Suicide Attempts

Suicide Attempts; The largest genome wide association study (GWAS) to date on suicide attempt reveals that genetic liability to depression increases an individual’s risk for suicide attempt regardless of the psychiatric disorder they are affected by, according to the work led by researchers at the Icahn School of Medicine at Mount Sinai and published June 5 in The American Journal of Psychiatry.

Suicide is a worldwide public health problem with more than 800,000 deaths due to suicide each year. Suicide and suicide attempts have an emotional toll on families and friends of those who died, as well as on attempt survivors.
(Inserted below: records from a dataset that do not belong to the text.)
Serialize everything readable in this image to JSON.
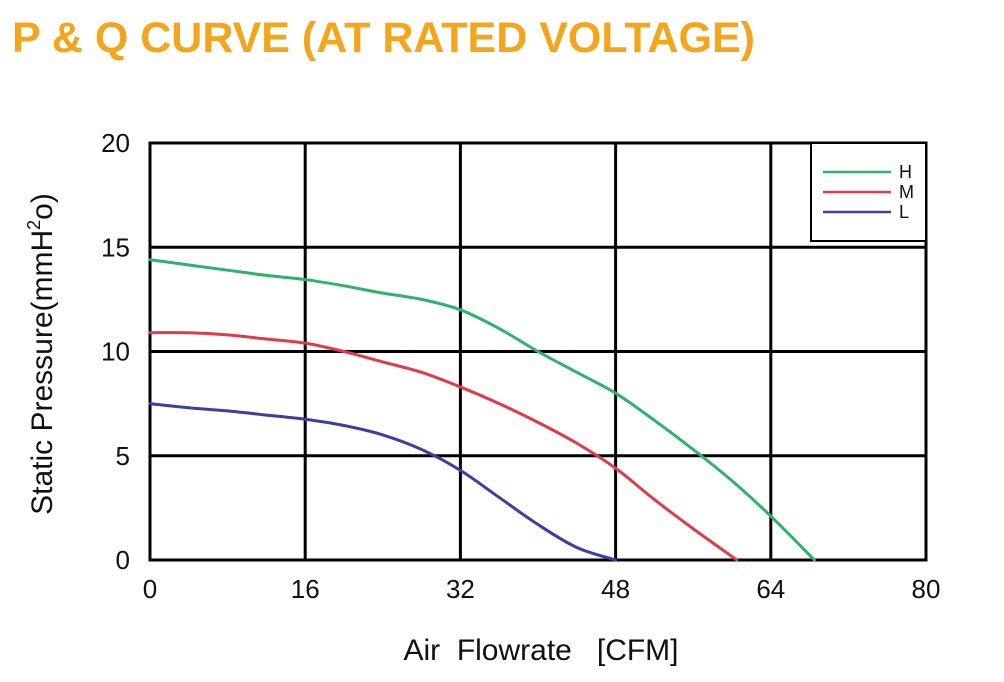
{
  "chart_data": {
    "type": "line",
    "title": "P & Q CURVE (AT RATED VOLTAGE)",
    "xlabel": "Air  Flowrate   [CFM]",
    "ylabel": "Static Pressure(mmH",
    "ylabel_sup": "2",
    "ylabel_tail": "o)",
    "xlim": [
      0,
      80
    ],
    "ylim": [
      0,
      20
    ],
    "xticks": [
      0,
      16,
      32,
      48,
      64,
      80
    ],
    "yticks": [
      0,
      5,
      10,
      15,
      20
    ],
    "grid": true,
    "legend_position": "top-right",
    "series": [
      {
        "name": "H",
        "color": "#2db36b",
        "x": [
          0,
          4,
          8,
          12,
          16,
          20,
          24,
          28,
          32,
          36,
          40,
          44,
          48,
          52,
          56,
          60,
          64,
          68.5
        ],
        "y": [
          14.4,
          14.15,
          13.9,
          13.65,
          13.45,
          13.15,
          12.8,
          12.5,
          12.0,
          11.1,
          10.0,
          9.0,
          8.0,
          6.7,
          5.3,
          3.8,
          2.1,
          0
        ]
      },
      {
        "name": "M",
        "color": "#e03b4a",
        "x": [
          0,
          4,
          8,
          12,
          16,
          20,
          24,
          28,
          32,
          36,
          40,
          44,
          48,
          52,
          56,
          60.5
        ],
        "y": [
          10.9,
          10.9,
          10.8,
          10.6,
          10.4,
          10.0,
          9.5,
          9.0,
          8.3,
          7.5,
          6.6,
          5.6,
          4.4,
          2.9,
          1.5,
          0
        ]
      },
      {
        "name": "L",
        "color": "#3a3fa3",
        "x": [
          0,
          4,
          8,
          12,
          16,
          20,
          24,
          28,
          32,
          36,
          40,
          44,
          48
        ],
        "y": [
          7.5,
          7.3,
          7.15,
          6.95,
          6.75,
          6.45,
          6.0,
          5.3,
          4.3,
          3.0,
          1.7,
          0.6,
          0
        ]
      }
    ]
  },
  "style": {
    "title_color": "#f3a51c",
    "grid_color": "#000000",
    "background": "#ffffff"
  }
}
The Centers for Disease Control and Prevention report that suicide costs the US economy $51 billion per year in medical costs for individuals and families, lost income for families, and lost productivity for employers.

Known suicide attempt

These stark figures highlight the urgent need for improve prevention and treatment; so yet progress has hamper by the lack of reliable methods; hence for predicting suicidality and a poor understanding of its biological etiology. Like many psychiatric disorders, suicide attempt is know to have a partially genetic underpinning; also genetic studies can provide invaluable insights into the underlying biology,” says Niamh Mullins, Ph.D., Postdoctoral Fellow in Psychiatric Genomics.

Through the collective efforts of many researchers. They analyze the genomes of suicide attempters and non-attempters across three major psychiatric disorders. Our data show that suicide attempters with major depressive disorder; so bipolar disorder or a schizophrenia diagnosis carry a greater genetic liability; so for major depression than non-attempters.

Specifically, the current study compare the genomes of 6,569 suicide attempters and 17,232 non-attempters with major depressive disorder, bipolar disorder, or schizophrenia from the Psychiatric Genomics Consortium, an international collaboration for conducting large-scale genetic studies of psychiatric disorders. Samples were combine across 46 individual cohorts from Europe, the United States, and Australia.

The genetic liability

Using polygenic risk scores, which summarize an individual’s genetic liability to a disease based on the results of an independent genetic study, the research team show that suicide attempters carry an increase genetic liability for depression, regardless of the psychiatric disorder they are affected by.

These results indicate the existence of a shared genetic etiology; so between suicide attempt and major depression that is common to suicide attempt; so in different psychiatric disorders, says Dr. Mullins. Their study is the first consortium base GWAS on suicide attempt and makes significant progress in increasing numbers by combining samples across clinical cohorts.

However, further collaborative efforts to amass samples on an even larger scale; so will be essential to identify specific genetic variants which play a role in increasing risk of suicide attempt. This study provides novel insights into the genetic basis of suicide attempt. The ultimate goal of this research is to undercover the biological mechanisms; so underlying suicidality and develop new treatments and preventions, in order to reduce its burden on patients, families and healthcare systems.